PRESENTAZIONE DELL’ESCA
La tipologia della pasturazione iniziale ci fa intuire che la sua azione è mirata a cercare i pesci tendenzialmente staccati dal fondo, all’interno della “nuvola”. Secondo l’agonista della Lenza Emiliana questo è il naturale modo di insidiare questi pesci, che tendono a mangiare le particelle ed il fouillis che trovano in sospensione a pochi centimetri dal fondo. La sua esca è proposta circa 5 cm staccata dal fondo.
Durante la calata dell’esca frequentemente l’abboccata, sempre piuttosto timida, si evidenzia negli ultimi 5/10 cm di discesa, con l’antenna che rimane emersa quasi completamente anziché la metà prevista dalla taratura del galleggiante.
Pesca a 5/6 pezzi: Un filo di v.d.v. presentato a 5/10 cm dal fondo. L’innesco è centrale sul corpo della larva.
Pesca a 13 metri: uno/due fili di ver de vase presentati a radere il fondo o in appoggio 2/4 cm
 
GESTUALITA’
In tutte le pesche di velocità, uno degli aspetti fondamentali è quello della gestualità, che deve consistere nel minor numero di movimenti possibili, sempre i medesimi, fatti nello stesso modo e con gli stessi tempi, con gli attrezzi necessari sempre a portata di mano; tutto questo per ridurre al minimo i tempi morti ed ottenere il massimo risultato possibile.
Simone manovra la canna sul lato destro del corpo. Al momento del rientro la canna scorre a metà della coscia, stacca il kit (2 pezzi poiché il nostro usa una banniere molto ridotta tra vetta e galleggiante) e salpa il pesce; l’innesto maschio della canna viene appoggiato nell’incavo tra coscia e tronco. Slamatura, innesco nuovo (ogni volta!), prelevato dalla coscia destra; esca in acqua e canna filata nuovamente fuori. L’azione di pesca consiste nel calare la lenze verticalmente sempre nella stessa posizione. La parte terminale della calata è fatta lentamente per evidenziare l’eventuale mangiata in starata.
 
Simone, catturare oltre 300 pesci nell’arco delle 4 ore di gara è certamente un bel traguardo, ma analizzando le cifre, si parla di poco più di un pesce al minuto…
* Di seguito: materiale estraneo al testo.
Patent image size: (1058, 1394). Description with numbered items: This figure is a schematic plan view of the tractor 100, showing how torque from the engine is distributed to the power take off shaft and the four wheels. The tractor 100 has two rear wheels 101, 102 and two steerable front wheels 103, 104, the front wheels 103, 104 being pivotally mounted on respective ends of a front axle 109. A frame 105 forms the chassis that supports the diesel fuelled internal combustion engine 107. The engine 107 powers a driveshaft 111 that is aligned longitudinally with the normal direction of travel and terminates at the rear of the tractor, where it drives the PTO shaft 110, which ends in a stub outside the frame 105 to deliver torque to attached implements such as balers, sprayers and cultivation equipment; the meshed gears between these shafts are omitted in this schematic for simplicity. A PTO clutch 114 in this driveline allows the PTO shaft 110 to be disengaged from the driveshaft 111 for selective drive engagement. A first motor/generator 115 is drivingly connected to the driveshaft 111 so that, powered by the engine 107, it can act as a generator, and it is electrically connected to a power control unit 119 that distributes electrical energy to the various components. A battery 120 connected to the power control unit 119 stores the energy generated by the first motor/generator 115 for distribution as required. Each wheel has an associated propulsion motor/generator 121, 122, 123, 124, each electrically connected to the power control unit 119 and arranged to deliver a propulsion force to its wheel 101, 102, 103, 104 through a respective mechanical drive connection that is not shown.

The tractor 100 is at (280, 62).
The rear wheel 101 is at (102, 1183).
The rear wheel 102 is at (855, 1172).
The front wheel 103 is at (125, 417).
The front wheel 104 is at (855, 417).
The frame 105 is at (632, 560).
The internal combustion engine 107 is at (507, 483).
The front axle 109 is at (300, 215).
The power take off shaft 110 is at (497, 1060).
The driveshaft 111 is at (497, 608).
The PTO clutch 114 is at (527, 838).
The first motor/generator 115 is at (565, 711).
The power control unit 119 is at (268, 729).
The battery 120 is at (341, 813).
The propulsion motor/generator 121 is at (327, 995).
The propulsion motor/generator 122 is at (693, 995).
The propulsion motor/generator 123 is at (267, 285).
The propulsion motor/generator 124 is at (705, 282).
“Esatto. Non c’è frenesia in questa pesca ma solo la regolarità di calare l’esca 320/330 volte nello stesso punto, cercando di non sbagliare nulla, per rientrare con il pesce in canna. E’ una questione di concentrazione ed attenzione, piuttosto. Il tempo impiegato per curare i particolari lo si recupera con la regolarità delle catture.”
 
E’ comunque necessaria una grande concentrazione, senza concedersi distrazioni. Tu caratterialmente sei piuttosto irruento, come si concilia questo con la concentrazione necessaria in questi casi?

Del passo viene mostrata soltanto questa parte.